Zifa board hopefuls invade Bulawayo

Edzai Kasinauyo

Edzai Kasinauyo

Ricky Zililo Senior Sports Reporter
FORMER Warriors’ midfielder Edzai Kasinauyo, who is vying for a place on the Zifa board in Saturday’s elections in Harare, is one of three candidates that rounded up their campaigns in Bulawayo and the Midlands yesterday.

Sixteen candidates are vying for Zifa positions, with four, former Warriors’ defender James Takavada, former Premier Soccer League secretary-general Leslie Gwindi and businessmen Phillip Chiyangwa and Trevor Carelse-Juul contesting for the presidency. Bulawayo businessman and former Zifa vice-president Omega Sibanda and former Dynamos chairman Lincoln Mutasa are vying for the vice-presidency.

Former Fifa panel referee Wilfred Mukuna, beach soccer boss Joseph Musasiri; Caps United chairman Lewis Uriri; Eastern Region boss Piraishe Mabena; Beadle Gwasira from the now defunct Lengthens FC; Munyaka Jackson; Kasinauyo, Zifa Central Region chairman Felton Kamambo, Southern Region chairman Musa Mandaza and Phillemon Machana are slogging it out for the four available board seats.

Chiyangwa and Carelse-Juul were also in Bulawayo yesterday before heading to the Midlands and Masvingo provinces to canvas for votes.

Kasinauyo’s visit coincided with that of the two presidential candidates and he said their presence in the City of Kings had presented him with an opportunity to have one-on-one meetings with voting councillors from Matabeleland North, Matabeleland South and Bulawayo.

The former national team midfielder, who is also in the retail and merchandising business and is also a player agent, spoke highly of the councillors that will vote on Saturday.

“I take my hat off for councillors as they are a real fountain of knowledge.

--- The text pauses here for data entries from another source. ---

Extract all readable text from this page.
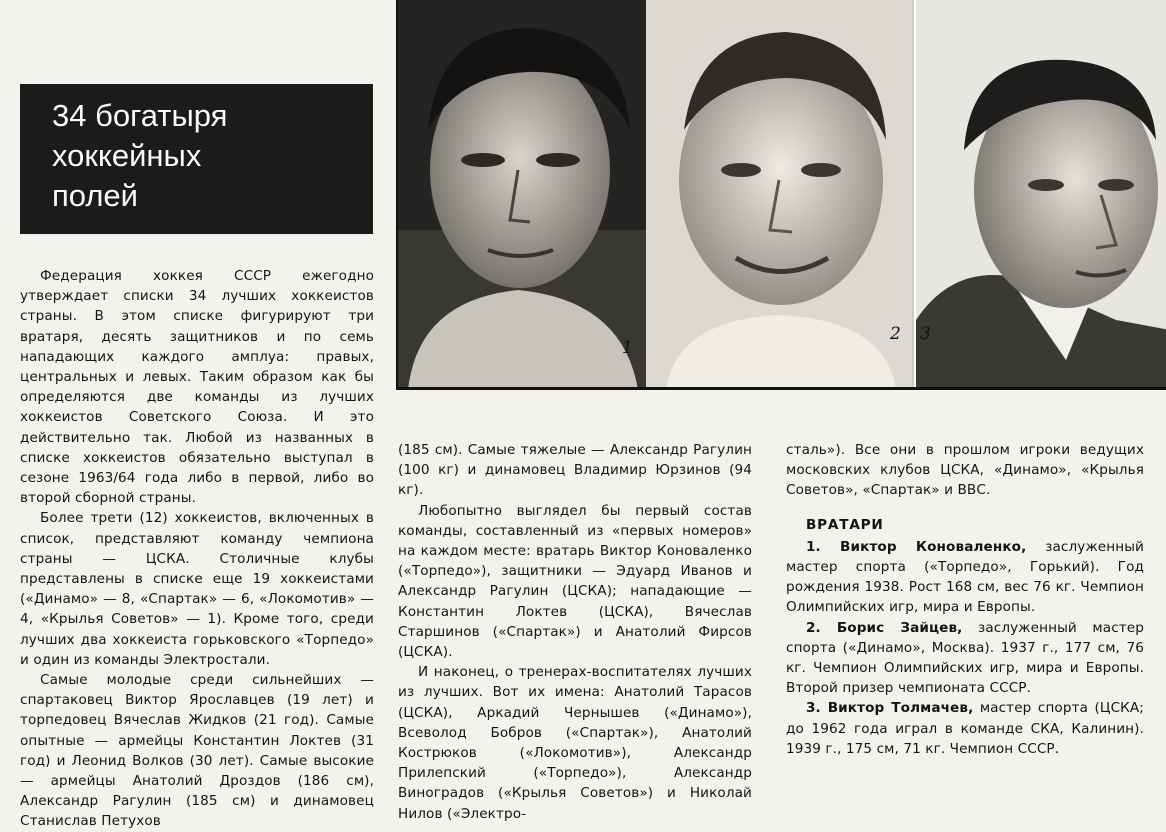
34 богатыря
хоккейных
полей
1
2 3

Федерация хоккея СССР ежегодно утверждает списки 34 лучших хоккеистов страны. В этом списке фигурируют три вратаря, десять защитников и по семь нападающих каждого амплуа: правых, центральных и левых. Таким образом как бы определяются две команды из лучших хоккеистов Советского Союза. И это действительно так. Любой из названных в списке хоккеистов обязательно выступал в сезоне 1963/64 года либо в первой, либо во второй сборной страны.

Более трети (12) хоккеистов, включенных в список, представляют команду чемпиона страны — ЦСКА. Столичные клубы представлены в списке еще 19 хоккеистами («Динамо» — 8, «Спартак» — 6, «Локомотив» — 4, «Крылья Советов» — 1). Кроме того, среди лучших два хоккеиста горьковского «Торпедо» и один из команды Электростали.

Самые молодые среди сильнейших — спартаковец Виктор Ярославцев (19 лет) и торпедовец Вячеслав Жидков (21 год). Самые опытные — армейцы Константин Локтев (31 год) и Леонид Волков (30 лет). Самые высокие — армейцы Анатолий Дроздов (186 см), Александр Рагулин (185 см) и динамовец Станислав Петухов

(185 см). Самые тяжелые — Александр Рагулин (100 кг) и динамовец Владимир Юрзинов (94 кг).

Любопытно выглядел бы первый состав команды, составленный из «первых номеров» на каждом месте: вратарь Виктор Коноваленко («Торпедо»), защитники — Эдуард Иванов и Александр Рагулин (ЦСКА); нападающие — Константин Локтев (ЦСКА), Вячеслав Старшинов («Спартак») и Анатолий Фирсов (ЦСКА).

И наконец, о тренерах-воспитателях лучших из лучших. Вот их имена: Анатолий Тарасов (ЦСКА), Аркадий Чернышев («Динамо»), Всеволод Бобров («Спартак»), Анатолий Кострюков («Локомотив»), Александр Прилепский («Торпедо»), Александр Виноградов («Крылья Советов») и Николай Нилов («Электро-

сталь»). Все они в прошлом игроки ведущих московских клубов ЦСКА, «Динамо», «Крылья Советов», «Спартак» и ВВС.

ВРАТАРИ

1. Виктор Коноваленко, заслуженный мастер спорта («Торпедо», Горький). Год рождения 1938. Рост 168 см, вес 76 кг. Чемпион Олимпийских игр, мира и Европы.

2. Борис Зайцев, заслуженный мастер спорта («Динамо», Москва). 1937 г., 177 см, 76 кг. Чемпион Олимпийских игр, мира и Европы. Второй призер чемпионата СССР.

3. Виктор Толмачев, мастер спорта (ЦСКА; до 1962 года играл в команде СКА, Калинин). 1939 г., 175 см, 71 кг. Чемпион СССР.
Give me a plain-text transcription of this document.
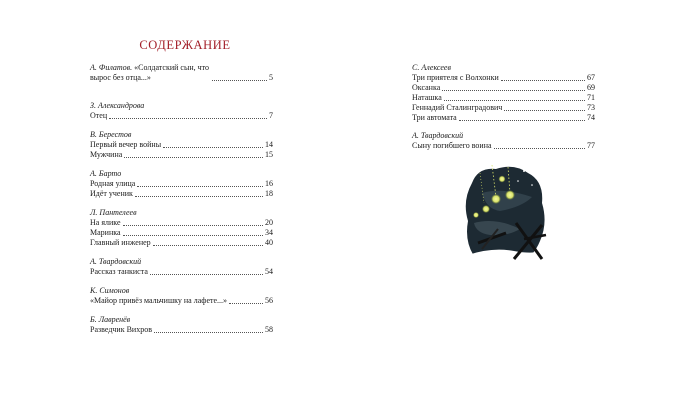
СОДЕРЖАНИЕ
А. Филатов. «Солдатский сын, что вырос без отца...»	5
З. Александрова
Отец	7
В. Берестов
Первый вечер войны	14
Мужчина	15
А. Барто
Родная улица	16
Идёт ученик	18
Л. Пантелеев
На ялике	20
Маринка	34
Главный инженер	40
А. Твардовский
Рассказ танкиста	54
К. Симонов
«Майор привёз мальчишку на лафете...»	56
Б. Лавренёв
Разведчик Вихров	58
С. Алексеев
Три приятеля с Волхонки	67
Оксанка	69
Наташка	71
Геннадий Сталинградович	73
Три автомата	74
А. Твардовский
Сыну погибшего воина	77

When you’re outside, there is little that you know about them, but going around meeting them has been a real eye opener. The councillors are interesting people who need to be appreciated, and if given time, I would like to work with them and tap into their football knowledge,” said Kasinauyo.

The ex-midfielder, who retired from the game in 2007 to pursue business interests, said unity of purpose would get Zimbabwean football out of the doldrums.

“I’ve been in football since I was a kid and everything I have achieved and have is through football. There are no short-cuts in football. We need to plan properly and set up structures that make it easy for accountability. There is need to have a clear vision, define Zifa targets so that we know the direction that our football is going.

“To reach our destination, we have to work as a team and do away with factions within Zifa structures. If we structure ourselves, it’s easy for the corporate world to partner with us.

“The corporate world wants to know what benefits they will get if they partner football. They’re no longer sponsors but partners. If we’re organised, it’s easy to get government support and corporates as partners.”

Kasinauyo said if voted into the board, he would push for development of councillors, managers, players and infrastructure, which he says are key to improving Zimbabwe’s football fortunes.